To help BC with its disaster response and recovery, as well as improve its resilience, the federal government is providing the province an advance $870 million payment.
The new funding – a portion of the $5 billion in total support that the federal government had earmarked – is being provided under the Disaster Financial Assistance Arrangements program.
“The partnerships that have been built and now exist, and the funding we are delivering, all are going to make a significant difference to make our communities stronger tomorrow and into the future,” said federal public safety minister Bill Blair in announcing the funding earlier this week during a joint BC-federal ministers’ committee on disaster response and climate resilience.
The joint committee, which included First Nation representatives, was created last year following the various flooding and wildfire incidents which struck BC, destroying homes, roads, and bridges.

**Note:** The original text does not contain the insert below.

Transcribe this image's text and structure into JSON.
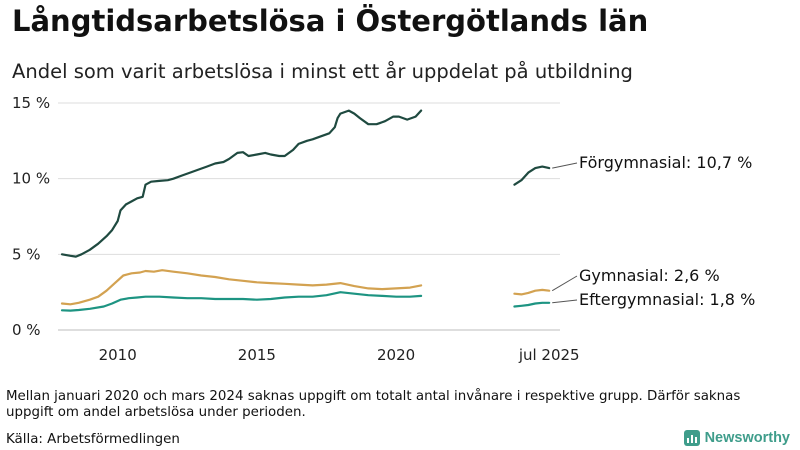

In total, the disasters also forced the evacuation of some 46,000 BC residents last year.
BC public safety minister and committee co-chair Mike Farnworth explained that the funding will be used to rebuild damaged public and private infrastructure, which includes road and flood works in both cities and highways in the province.
The Disaster Financial Assistance Arrangements program allows 15% of the funding to be used to improve disaster resilience beyond what had already been built. Blair told Postmedia that the 15% build-back-better allowance had yet to be requested but additionally commented that it would make sense for infrastructure that is being rebuilt to upgrade their capacity to handle worse disasters.
The federal minister also said that he hopes the collaboration established by the committee would continue.
“It really requires us to start thinking about making smarter investments in community resiliency and not just every year or every few years go back and expend an increasingly difficult and challenging amount of money to keep rebuilding these things,” said Blair.